No capítulo da reativação económica da Galiza, o destaque vai para o impulso ao setor industrial após décadas de desindustrialização, numa aposta de diversificação de setores e de redução da dependência externa, bem como da cooptação do tecido empresarial galego por parte de fundos estrangeiros. O objetivo é o de aumentar em oito pontos o peso da indústria no PIB galego e criar 12 mil postos de trabalho em setores estratégicos tradicionais e emergentes até 2030. Outros planos passam pela estratégia de impulso da bioeconomia galega, do setor alimentar e gastronómico, da bioconstrução, do software e do setor naval. No que diz respeito ao setor mineiro, defende a revisão da lei existente, impedindo a abertura ou ampliação de minas em zonas protegidas e o uso de técnicas proibidas noutros países, e a introdução da exigência de avaliação de impacte ambiental de todos os projetos. Na energia, o BNG opõe-se aos parques eólicos marinhos offshore, por considerá-los incompatíveis com o setor pesqueiro e marisqueiro e a proteção ambiental. Quer também impedir a instalação de centrais nucleares ou de depósitos de resíduos de outras centrais no seu território e reduzir o custo da energia cobrada à população, fazendo valer o seu atual papel produtor excedentário. O combate à pobreza energética, procurando suprir a insuficiência das tarifas sociais estatais, ou a ordenação dos projetos de produção eólica são outros pontos em destaque neste programa, a par da criação de uma empresa pública de energia sob tutela da Xunta e medidas destinadas a prover o autoconsumo e as comunidades energéticas locais e industriais.

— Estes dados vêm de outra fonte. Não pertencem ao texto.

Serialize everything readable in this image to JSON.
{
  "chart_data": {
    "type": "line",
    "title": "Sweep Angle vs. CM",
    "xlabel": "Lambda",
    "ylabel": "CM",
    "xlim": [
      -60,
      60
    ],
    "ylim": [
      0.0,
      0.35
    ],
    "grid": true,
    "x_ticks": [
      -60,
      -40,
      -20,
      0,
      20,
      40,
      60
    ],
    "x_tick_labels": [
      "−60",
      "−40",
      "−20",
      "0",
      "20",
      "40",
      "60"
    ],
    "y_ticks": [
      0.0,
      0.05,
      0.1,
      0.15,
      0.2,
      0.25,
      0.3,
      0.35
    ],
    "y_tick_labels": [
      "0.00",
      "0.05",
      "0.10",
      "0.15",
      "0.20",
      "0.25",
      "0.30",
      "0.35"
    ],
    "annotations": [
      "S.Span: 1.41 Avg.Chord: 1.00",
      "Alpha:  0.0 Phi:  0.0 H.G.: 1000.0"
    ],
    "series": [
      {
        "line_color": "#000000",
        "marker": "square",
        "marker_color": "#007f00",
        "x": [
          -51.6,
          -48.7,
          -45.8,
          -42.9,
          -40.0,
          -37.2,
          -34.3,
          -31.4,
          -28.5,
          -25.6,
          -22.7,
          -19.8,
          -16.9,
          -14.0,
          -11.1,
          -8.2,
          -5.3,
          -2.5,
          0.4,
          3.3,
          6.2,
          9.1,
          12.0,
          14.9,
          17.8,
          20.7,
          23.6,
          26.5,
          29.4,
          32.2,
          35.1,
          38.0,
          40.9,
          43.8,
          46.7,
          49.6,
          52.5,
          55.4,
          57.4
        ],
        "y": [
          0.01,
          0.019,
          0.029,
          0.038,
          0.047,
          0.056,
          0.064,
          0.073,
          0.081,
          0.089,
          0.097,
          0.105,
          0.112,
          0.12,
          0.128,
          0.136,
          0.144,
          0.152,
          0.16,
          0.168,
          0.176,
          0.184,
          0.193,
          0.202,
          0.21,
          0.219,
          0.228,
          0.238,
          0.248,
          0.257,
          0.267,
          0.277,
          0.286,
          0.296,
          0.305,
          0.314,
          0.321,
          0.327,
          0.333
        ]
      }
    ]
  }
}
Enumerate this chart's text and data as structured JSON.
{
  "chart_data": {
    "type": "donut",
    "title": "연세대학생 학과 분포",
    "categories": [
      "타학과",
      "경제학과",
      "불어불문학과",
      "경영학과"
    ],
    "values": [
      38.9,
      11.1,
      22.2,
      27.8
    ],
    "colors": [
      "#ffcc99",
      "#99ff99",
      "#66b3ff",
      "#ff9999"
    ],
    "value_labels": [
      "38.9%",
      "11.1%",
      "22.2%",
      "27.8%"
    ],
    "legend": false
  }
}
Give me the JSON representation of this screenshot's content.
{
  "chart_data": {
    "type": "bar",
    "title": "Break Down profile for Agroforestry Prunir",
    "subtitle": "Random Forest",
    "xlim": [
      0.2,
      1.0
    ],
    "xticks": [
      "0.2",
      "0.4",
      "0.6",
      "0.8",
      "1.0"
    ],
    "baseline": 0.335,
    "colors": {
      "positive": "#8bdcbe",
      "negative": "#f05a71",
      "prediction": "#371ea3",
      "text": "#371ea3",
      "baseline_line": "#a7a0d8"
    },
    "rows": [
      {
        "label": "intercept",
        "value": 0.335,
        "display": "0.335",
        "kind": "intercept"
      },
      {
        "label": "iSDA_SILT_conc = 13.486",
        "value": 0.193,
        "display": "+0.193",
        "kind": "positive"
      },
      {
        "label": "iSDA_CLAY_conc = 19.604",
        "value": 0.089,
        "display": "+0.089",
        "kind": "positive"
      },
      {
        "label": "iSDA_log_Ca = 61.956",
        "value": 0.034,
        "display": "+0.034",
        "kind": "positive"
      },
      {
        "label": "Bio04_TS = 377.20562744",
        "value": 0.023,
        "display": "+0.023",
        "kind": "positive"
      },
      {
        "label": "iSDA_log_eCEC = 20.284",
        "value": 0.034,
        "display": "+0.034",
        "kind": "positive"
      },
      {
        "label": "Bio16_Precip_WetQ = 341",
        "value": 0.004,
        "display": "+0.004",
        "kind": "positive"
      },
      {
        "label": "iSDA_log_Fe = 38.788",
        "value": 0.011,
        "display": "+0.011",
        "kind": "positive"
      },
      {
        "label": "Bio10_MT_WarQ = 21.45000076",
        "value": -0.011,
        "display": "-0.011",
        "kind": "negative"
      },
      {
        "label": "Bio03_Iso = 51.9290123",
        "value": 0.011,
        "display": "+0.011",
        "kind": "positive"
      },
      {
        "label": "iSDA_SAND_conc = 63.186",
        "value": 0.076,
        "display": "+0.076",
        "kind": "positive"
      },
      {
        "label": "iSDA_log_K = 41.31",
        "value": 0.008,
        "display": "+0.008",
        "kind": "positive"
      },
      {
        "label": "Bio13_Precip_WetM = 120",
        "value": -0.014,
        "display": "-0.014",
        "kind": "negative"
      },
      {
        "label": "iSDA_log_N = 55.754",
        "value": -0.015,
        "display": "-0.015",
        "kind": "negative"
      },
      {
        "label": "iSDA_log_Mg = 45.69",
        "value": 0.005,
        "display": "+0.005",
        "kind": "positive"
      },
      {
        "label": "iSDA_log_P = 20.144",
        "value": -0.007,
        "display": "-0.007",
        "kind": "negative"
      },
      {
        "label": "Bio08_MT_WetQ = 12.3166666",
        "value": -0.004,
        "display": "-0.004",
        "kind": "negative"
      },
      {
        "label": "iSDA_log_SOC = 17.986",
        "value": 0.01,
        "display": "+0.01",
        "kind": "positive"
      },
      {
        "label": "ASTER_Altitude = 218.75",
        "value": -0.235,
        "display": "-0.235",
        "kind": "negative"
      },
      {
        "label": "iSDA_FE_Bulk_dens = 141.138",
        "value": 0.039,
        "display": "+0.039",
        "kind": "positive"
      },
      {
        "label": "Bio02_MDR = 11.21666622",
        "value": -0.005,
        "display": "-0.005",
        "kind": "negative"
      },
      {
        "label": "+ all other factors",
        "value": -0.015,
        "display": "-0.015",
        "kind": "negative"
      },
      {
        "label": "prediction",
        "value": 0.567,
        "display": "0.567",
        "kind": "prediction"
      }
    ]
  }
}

Comício de encerramento da campanha do BNG em Santiago de Compostela Comício de encerramento da campanha do BNG em Santiago de Compostela. Foto BNG.

 

O programa eleitoral dos bloquistas galegos contém ainda muitas medidas no setor da educação, com especial destaque para o papel da língua galega. E também para o desenvolvimento rural, do setor ganadeiro, dos laticínios, vitivinícola, ordenamento do território, prevenção e combate aos incêndios florestais, do desenvolvimento do setor do mar como pilar da economia galega. Ou ainda nas políticas sobre o turismo, ciência e investigação, emergência climática e ação ambiental - com a promessa de aumentar de 12% para mais de 10% a área abrangida pela Rede Natura 2000 -, um plano de mobilidade para cidades saudáveis e uma mudança profunda na política cultural seguida nos últimos 40 anos, com dezenas de medidas e o objetivo de chegar aos 2% do orçamento da Xunta para a cultura.

A relação com Portugal ocupa também várias páginas deste programa eleitoral, com uma visão orientada para aproveitar as sinergias da história comum no plano económico, social e cultural, quer no plano transfronteiriço, aproveitando os recursos financeiros que a UE lhe destina e eliminando os obstáculos administrativos que dificultam as relações entre os cidadãos de povoações vizinhas, quer na maior integração entre a Galiza e o Norte de Portugal, com maiores relações empresariais, cooperação nos investimentos em energia, inovação e investigação ou na oferta educativa comum e homologação de diplomas das seis universidades desta euroregião, ou ainda do comboio de alta velocidade e infraestruturas viárias entre os parques industriais do Norte português e as autoestradas galegas. No plano da relação com Portugal e países lusófonos, destaca-se a proposta de criação de uma delegação permanente da Galiza em Lisboa, o desenvolvimento da lei Paz Andrade sobre o aproveitamento da língua portuguesa e o impulso à participação da Galiza na CPLP como membro observador.